Madame. — La belle affaire… Il boit notre vin, celui-là, et se chauffe à notre houille. À cause de lui, nous voici en froid avec les Brayant.

Monsieur. — En froid ? Tu n’en avais donc pas par-dessus la tête, toi, de ce roman à la Paul de Kock et des petits oiseaux chanteurs de Mademoiselle Émerance ?
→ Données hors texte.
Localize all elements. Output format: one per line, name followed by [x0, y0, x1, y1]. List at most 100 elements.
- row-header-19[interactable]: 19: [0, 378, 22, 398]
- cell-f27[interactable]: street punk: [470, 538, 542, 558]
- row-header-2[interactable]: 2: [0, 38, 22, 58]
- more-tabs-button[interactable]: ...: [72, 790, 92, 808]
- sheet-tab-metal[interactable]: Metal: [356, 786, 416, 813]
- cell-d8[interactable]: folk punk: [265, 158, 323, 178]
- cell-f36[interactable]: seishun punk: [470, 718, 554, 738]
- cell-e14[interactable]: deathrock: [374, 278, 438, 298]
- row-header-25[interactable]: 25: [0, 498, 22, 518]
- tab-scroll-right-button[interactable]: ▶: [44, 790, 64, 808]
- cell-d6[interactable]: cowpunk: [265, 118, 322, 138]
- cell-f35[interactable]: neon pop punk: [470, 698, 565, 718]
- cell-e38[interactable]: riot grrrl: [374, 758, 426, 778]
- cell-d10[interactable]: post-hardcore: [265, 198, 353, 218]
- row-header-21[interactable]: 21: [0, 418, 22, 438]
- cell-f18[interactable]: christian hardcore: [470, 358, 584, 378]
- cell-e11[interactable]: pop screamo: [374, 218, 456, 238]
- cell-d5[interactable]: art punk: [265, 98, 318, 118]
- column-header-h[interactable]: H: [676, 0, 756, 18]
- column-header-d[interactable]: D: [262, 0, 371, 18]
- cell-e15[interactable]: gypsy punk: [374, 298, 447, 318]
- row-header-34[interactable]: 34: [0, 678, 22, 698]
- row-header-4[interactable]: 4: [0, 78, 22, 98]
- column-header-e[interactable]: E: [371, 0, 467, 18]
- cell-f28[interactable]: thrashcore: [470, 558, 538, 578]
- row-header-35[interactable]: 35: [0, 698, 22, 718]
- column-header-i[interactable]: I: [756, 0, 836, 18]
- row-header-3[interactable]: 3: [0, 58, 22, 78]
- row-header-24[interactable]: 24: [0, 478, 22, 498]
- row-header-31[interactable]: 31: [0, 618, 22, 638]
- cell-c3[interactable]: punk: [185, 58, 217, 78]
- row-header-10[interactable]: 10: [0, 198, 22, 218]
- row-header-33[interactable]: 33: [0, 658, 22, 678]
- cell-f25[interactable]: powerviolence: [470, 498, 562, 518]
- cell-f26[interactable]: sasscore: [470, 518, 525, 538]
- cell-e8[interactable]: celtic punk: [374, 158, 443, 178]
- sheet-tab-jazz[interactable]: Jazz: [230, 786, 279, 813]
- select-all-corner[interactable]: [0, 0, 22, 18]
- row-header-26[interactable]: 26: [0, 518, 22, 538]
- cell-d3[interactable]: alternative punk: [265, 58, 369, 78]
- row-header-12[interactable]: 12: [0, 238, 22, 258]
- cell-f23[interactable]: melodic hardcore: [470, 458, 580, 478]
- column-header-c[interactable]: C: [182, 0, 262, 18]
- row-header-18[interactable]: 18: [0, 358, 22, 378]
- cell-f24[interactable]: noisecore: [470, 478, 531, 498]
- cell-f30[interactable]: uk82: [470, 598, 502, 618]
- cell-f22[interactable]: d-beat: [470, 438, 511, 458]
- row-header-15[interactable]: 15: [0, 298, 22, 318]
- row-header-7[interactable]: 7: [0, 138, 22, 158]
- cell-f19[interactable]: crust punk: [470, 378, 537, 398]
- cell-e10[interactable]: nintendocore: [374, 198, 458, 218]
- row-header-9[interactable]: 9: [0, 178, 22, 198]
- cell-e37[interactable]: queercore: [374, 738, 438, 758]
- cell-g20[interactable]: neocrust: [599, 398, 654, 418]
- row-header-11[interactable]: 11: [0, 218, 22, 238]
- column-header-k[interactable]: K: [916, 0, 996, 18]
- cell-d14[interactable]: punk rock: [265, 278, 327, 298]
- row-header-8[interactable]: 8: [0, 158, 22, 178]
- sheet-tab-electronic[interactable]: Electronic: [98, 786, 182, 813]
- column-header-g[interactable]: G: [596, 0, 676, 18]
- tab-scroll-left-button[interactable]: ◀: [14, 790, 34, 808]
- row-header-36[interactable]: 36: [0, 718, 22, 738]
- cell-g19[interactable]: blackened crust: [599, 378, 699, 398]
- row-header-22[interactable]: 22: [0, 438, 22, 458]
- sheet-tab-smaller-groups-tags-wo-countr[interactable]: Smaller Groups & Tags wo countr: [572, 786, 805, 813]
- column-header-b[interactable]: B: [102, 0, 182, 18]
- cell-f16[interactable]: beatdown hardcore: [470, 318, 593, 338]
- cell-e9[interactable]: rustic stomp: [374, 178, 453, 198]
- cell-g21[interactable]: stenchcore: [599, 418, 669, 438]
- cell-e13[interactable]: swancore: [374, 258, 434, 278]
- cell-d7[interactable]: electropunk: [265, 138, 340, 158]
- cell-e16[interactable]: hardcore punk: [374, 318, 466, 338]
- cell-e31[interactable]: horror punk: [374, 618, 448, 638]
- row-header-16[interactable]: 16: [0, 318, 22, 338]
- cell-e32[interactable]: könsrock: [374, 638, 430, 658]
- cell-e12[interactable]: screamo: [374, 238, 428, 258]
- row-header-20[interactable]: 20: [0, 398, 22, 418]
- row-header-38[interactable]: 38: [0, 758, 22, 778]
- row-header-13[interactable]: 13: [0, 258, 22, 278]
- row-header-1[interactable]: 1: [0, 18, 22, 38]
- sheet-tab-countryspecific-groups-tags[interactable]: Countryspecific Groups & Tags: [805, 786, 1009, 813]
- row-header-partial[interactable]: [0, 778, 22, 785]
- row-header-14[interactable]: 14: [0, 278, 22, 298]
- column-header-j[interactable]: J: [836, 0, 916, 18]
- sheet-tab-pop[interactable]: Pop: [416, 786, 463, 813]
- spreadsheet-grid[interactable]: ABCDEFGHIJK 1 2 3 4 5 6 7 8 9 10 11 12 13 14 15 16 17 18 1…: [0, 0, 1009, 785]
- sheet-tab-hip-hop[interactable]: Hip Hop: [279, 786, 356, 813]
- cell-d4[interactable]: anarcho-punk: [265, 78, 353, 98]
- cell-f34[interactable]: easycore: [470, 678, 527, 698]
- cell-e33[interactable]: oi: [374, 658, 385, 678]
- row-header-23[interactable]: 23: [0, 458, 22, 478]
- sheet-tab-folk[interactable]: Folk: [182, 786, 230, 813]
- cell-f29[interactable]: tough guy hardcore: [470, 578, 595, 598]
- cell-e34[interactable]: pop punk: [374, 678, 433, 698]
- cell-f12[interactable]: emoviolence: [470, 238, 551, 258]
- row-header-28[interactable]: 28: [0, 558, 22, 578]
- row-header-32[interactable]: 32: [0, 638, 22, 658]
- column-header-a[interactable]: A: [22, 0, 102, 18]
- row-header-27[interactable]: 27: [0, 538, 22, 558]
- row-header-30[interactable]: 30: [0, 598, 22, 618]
Madame. — Tout cela n’empêche pas cette jeune fille d’être une charmante personne, fort bien élevée et qui ne sort jamais.

Monsieur (naïf). — Comme moi. Peut-être bien qu’elle aime aussi le coin du feu, dans des pantoufles.

Madame. — Elle ferait une bru admirable…

D’un geste tragique, Madame Dumortier plante son chapeau-capote sur l’une des coupes de marbre de la cheminée. Devant la glace, son mari lutte contre un faux col rétif retenu à la chemise par une demi-douzaine d’épingles.

Monsieur. — Tu vois bien que Jean ne veux pas nous la donner pour belle-fille. Pourquoi insistes-tu ?

Madame (devenant agressive). — Parce que ce mariage sauverait la situation déplorable que tu nous as faite avec ton coin du feu, tes pantoufles et ton Périel… un homme qui fait son café dans de l’émaillé.